While vaccine mandates are sometimes raised as a counter to vaccine hesitancy, they can backfire. In Defeating the Ministers of Death, Isaacs writes of 80,000-strong protests in the UK city of Leicester in the late 19th century, in response to a smallpox vaccine mandate.
“I truly believe in negotiation and respecting people’s intelligence, because vaccine hesitancy is not about intelligence. A lot of hesitancy is based on fear and misunderstanding, and we don’t want to alienate people,” he says.
“Then you can sometimes bring people around if you’ve developed a close relationship, which is why I’m a firm believer in using GPs to get those messages out.”
Still, Australians are very supportive of childhood immunisation, he says.
“Our uptake of routine childhood immunisations is about 95%. That’s enough to give you herd immunity, so that there’s no endemic spread of measles at all.”
“Australia has had high rates of vaccination. Anti-vaxxers are around 2%, which is not that much,” she says.

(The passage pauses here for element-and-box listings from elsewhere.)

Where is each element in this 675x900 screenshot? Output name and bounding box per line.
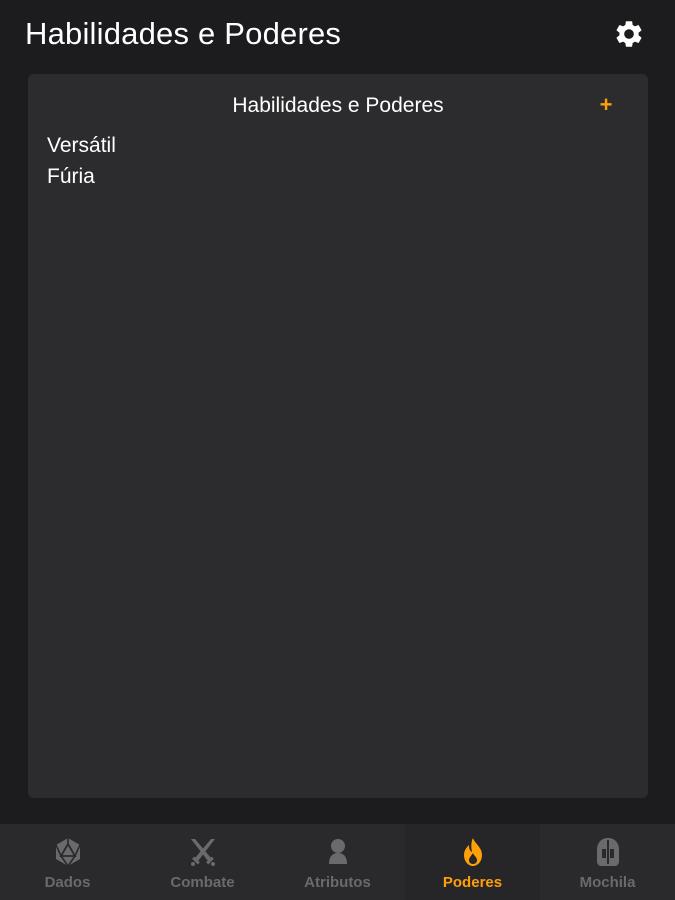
tab-label: Combate [170,874,235,891]
crossed-swords-icon [187,836,219,868]
flame-icon [457,836,489,868]
power-list: Versátil Fúria [47,130,116,192]
gear-icon [613,18,645,55]
bottom-tab-bar: Dados Combate Atributos Poderes Mochila [0,824,675,900]
person-icon [322,836,354,868]
d20-icon [52,836,84,868]
add-power-button[interactable]: + [594,91,618,119]
list-item[interactable]: Versátil [47,130,116,161]
tab-label: Poderes [442,874,503,891]
list-item[interactable]: Fúria [47,161,116,192]
app-screen: Habilidades e Poderes Habilidades e Pode… [0,0,675,900]
tab-combate[interactable]: Combate [135,824,270,900]
page-title: Habilidades e Poderes [25,16,342,51]
tab-poderes[interactable]: Poderes [405,824,540,900]
app-header: Habilidades e Poderes [0,0,675,72]
helmet-icon [592,836,624,868]
tab-label: Mochila [579,874,636,891]
tab-label: Dados [44,874,91,891]
tab-mochila[interactable]: Mochila [540,824,675,900]
tab-dados[interactable]: Dados [0,824,135,900]
card-title: Habilidades e Poderes [232,94,444,117]
tab-atributos[interactable]: Atributos [270,824,405,900]
settings-button[interactable] [611,18,647,54]
tab-label: Atributos [304,874,371,891]
powers-card: Habilidades e Poderes + Versátil Fúria [28,74,648,798]
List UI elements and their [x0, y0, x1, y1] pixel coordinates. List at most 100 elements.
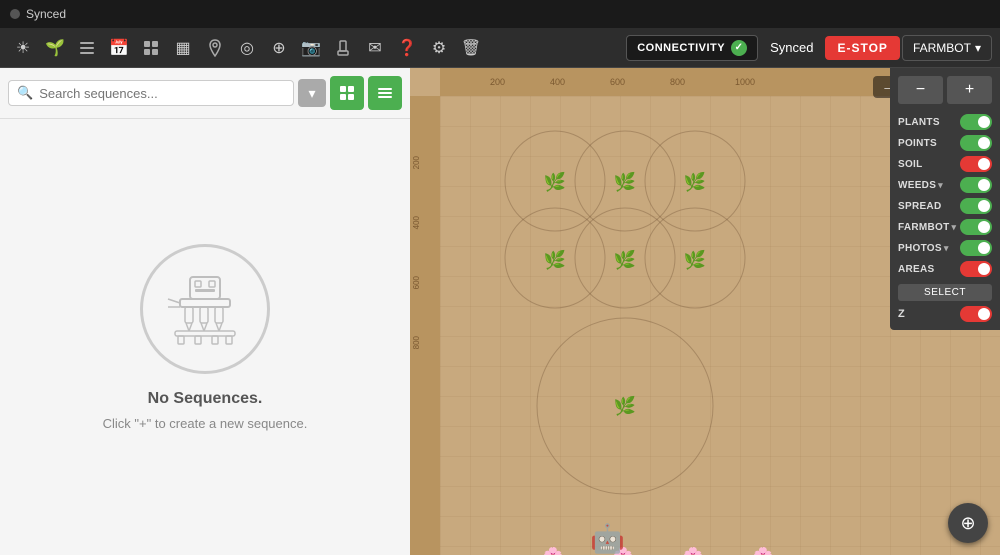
nav-pin-icon[interactable]	[200, 33, 230, 63]
title-dot	[10, 9, 20, 19]
nav-sequences-icon[interactable]	[72, 33, 102, 63]
layer-points-label: POINTS	[898, 138, 937, 149]
layer-soil-label: SOIL	[898, 159, 923, 170]
ruler-mark-y800: 800	[412, 336, 421, 349]
estop-button[interactable]: E-STOP	[825, 36, 899, 60]
photos-chevron-icon: ▾	[944, 243, 949, 254]
synced-status: Synced	[770, 40, 813, 55]
nav-leaf-icon[interactable]: 🌱	[40, 33, 70, 63]
connectivity-label: CONNECTIVITY	[637, 42, 725, 54]
nav-mail-icon[interactable]: ✉	[360, 33, 390, 63]
layer-weeds-row: WEEDS ▾	[898, 177, 992, 193]
search-input[interactable]	[39, 86, 285, 101]
nav-bar: ☀ 🌱 📅 ▦ ◎ ⊕ 📷 ✉ ❓ ⚙ 🗑 C	[0, 28, 1000, 68]
layer-soil-row: SOIL	[898, 156, 992, 172]
overlay-panel: − + PLANTS POINTS SOIL WEEDS ▾	[890, 68, 1000, 330]
grid-view-button[interactable]	[330, 76, 364, 110]
farmbot-label: FARMBOT	[913, 41, 971, 55]
search-input-wrap: 🔍	[8, 80, 294, 106]
nav-tool-icon[interactable]	[328, 33, 358, 63]
plant-5: 🌿	[613, 248, 637, 272]
title-bar: Synced	[0, 0, 1000, 28]
farmbot-chevron-icon: ▾	[952, 222, 957, 233]
plant-4: 🌿	[543, 248, 567, 272]
farmbot-indicator: 🤖	[590, 522, 625, 555]
nav-grid-icon[interactable]: ▦	[168, 33, 198, 63]
layer-spread-label: SPREAD	[898, 201, 941, 212]
layer-weeds-label: WEEDS ▾	[898, 180, 943, 191]
layer-weeds-toggle[interactable]	[960, 177, 992, 193]
weed-1: 🌸	[543, 546, 563, 555]
layer-areas-label: AREAS	[898, 264, 935, 275]
connectivity-check-icon: ✓	[731, 40, 747, 56]
left-panel: 🔍 ▾	[0, 68, 410, 555]
robot-icon	[140, 244, 270, 374]
farmbot-menu-button[interactable]: FARMBOT ▾	[902, 35, 992, 61]
sort-chevron-icon: ▾	[308, 85, 315, 102]
nav-trash-icon[interactable]: 🗑	[456, 33, 486, 63]
nav-target-icon[interactable]: ◎	[232, 33, 262, 63]
z-toggle[interactable]	[960, 306, 992, 322]
layer-photos-label: PHOTOS ▾	[898, 243, 949, 254]
list-view-button[interactable]	[368, 76, 402, 110]
layer-farmbot-toggle[interactable]	[960, 219, 992, 235]
layer-photos-toggle[interactable]	[960, 240, 992, 256]
layer-spread-toggle[interactable]	[960, 198, 992, 214]
layer-photos-row: PHOTOS ▾	[898, 240, 992, 256]
layer-points-toggle[interactable]	[960, 135, 992, 151]
nav-camera-icon[interactable]: 📷	[296, 33, 326, 63]
layer-farmbot-label: FARMBOT ▾	[898, 222, 956, 233]
select-button[interactable]: SELECT	[898, 284, 992, 301]
nav-calendar-icon[interactable]: 📅	[104, 33, 134, 63]
ruler-mark-200: 200	[490, 77, 505, 87]
layer-plants-row: PLANTS	[898, 114, 992, 130]
ruler-mark-y400: 400	[412, 216, 421, 229]
layer-soil-toggle[interactable]	[960, 156, 992, 172]
ruler-mark-800: 800	[670, 77, 685, 87]
location-fab-button[interactable]: ⊕	[948, 503, 988, 543]
ruler-mark-600: 600	[610, 77, 625, 87]
no-sequences-subtitle: Click "+" to create a new sequence.	[103, 416, 308, 431]
zoom-out-button[interactable]: −	[898, 76, 943, 104]
nav-controls-icon[interactable]	[136, 33, 166, 63]
layer-areas-row: AREAS	[898, 261, 992, 277]
location-icon: ⊕	[960, 513, 975, 534]
layer-plants-label: PLANTS	[898, 117, 940, 128]
layer-farmbot-row: FARMBOT ▾	[898, 219, 992, 235]
plant-1: 🌿	[543, 170, 567, 194]
search-icon: 🔍	[17, 85, 33, 101]
ruler-mark-1000: 1000	[735, 77, 755, 87]
search-bar: 🔍 ▾	[0, 68, 410, 119]
empty-state: No Sequences. Click "+" to create a new …	[0, 119, 410, 555]
zoom-in-button[interactable]: +	[947, 76, 992, 104]
layer-points-row: POINTS	[898, 135, 992, 151]
weed-3: 🌸	[683, 546, 703, 555]
nav-sun-icon[interactable]: ☀	[8, 33, 38, 63]
ruler-mark-400: 400	[550, 77, 565, 87]
zoom-controls: − +	[898, 76, 992, 104]
farmbot-chevron-icon: ▾	[975, 41, 981, 55]
ruler-left: 200 400 600 800	[410, 96, 440, 555]
main-content: 🔍 ▾	[0, 68, 1000, 555]
plant-7: 🌿	[613, 394, 637, 418]
ruler-mark-y200: 200	[412, 156, 421, 169]
layer-areas-toggle[interactable]	[960, 261, 992, 277]
nav-crosshair-icon[interactable]: ⊕	[264, 33, 294, 63]
weeds-chevron-icon: ▾	[938, 180, 943, 191]
connectivity-button[interactable]: CONNECTIVITY ✓	[626, 35, 758, 61]
plant-3: 🌿	[683, 170, 707, 194]
no-sequences-title: No Sequences.	[148, 390, 263, 408]
app-title: Synced	[26, 7, 66, 21]
z-label: Z	[898, 308, 905, 320]
nav-settings-icon[interactable]: ⚙	[424, 33, 454, 63]
sort-dropdown-button[interactable]: ▾	[298, 79, 326, 107]
plant-6: 🌿	[683, 248, 707, 272]
map-area[interactable]: 200 400 600 800 1000 200 400 600 800 →	[410, 68, 1000, 555]
nav-help-icon[interactable]: ❓	[392, 33, 422, 63]
layer-plants-toggle[interactable]	[960, 114, 992, 130]
weed-4: 🌸	[753, 546, 773, 555]
layer-spread-row: SPREAD	[898, 198, 992, 214]
z-layer-row: Z	[898, 306, 992, 322]
ruler-mark-y600: 600	[412, 276, 421, 289]
plant-2: 🌿	[613, 170, 637, 194]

“It’s not so much vaccine hesitancy as vaccine confusion [with Covid-19 vaccines]. I believe we can achieve good rates of vaccination [against Covid-19] in Australia.”
As for committed anti-vaxxers, Tom Keneally knows what he would like to do to try to shift their perspective.
“I’d like to take anti-vaxxers back in time to my childhood. There would be a story on every street which could change their minds.”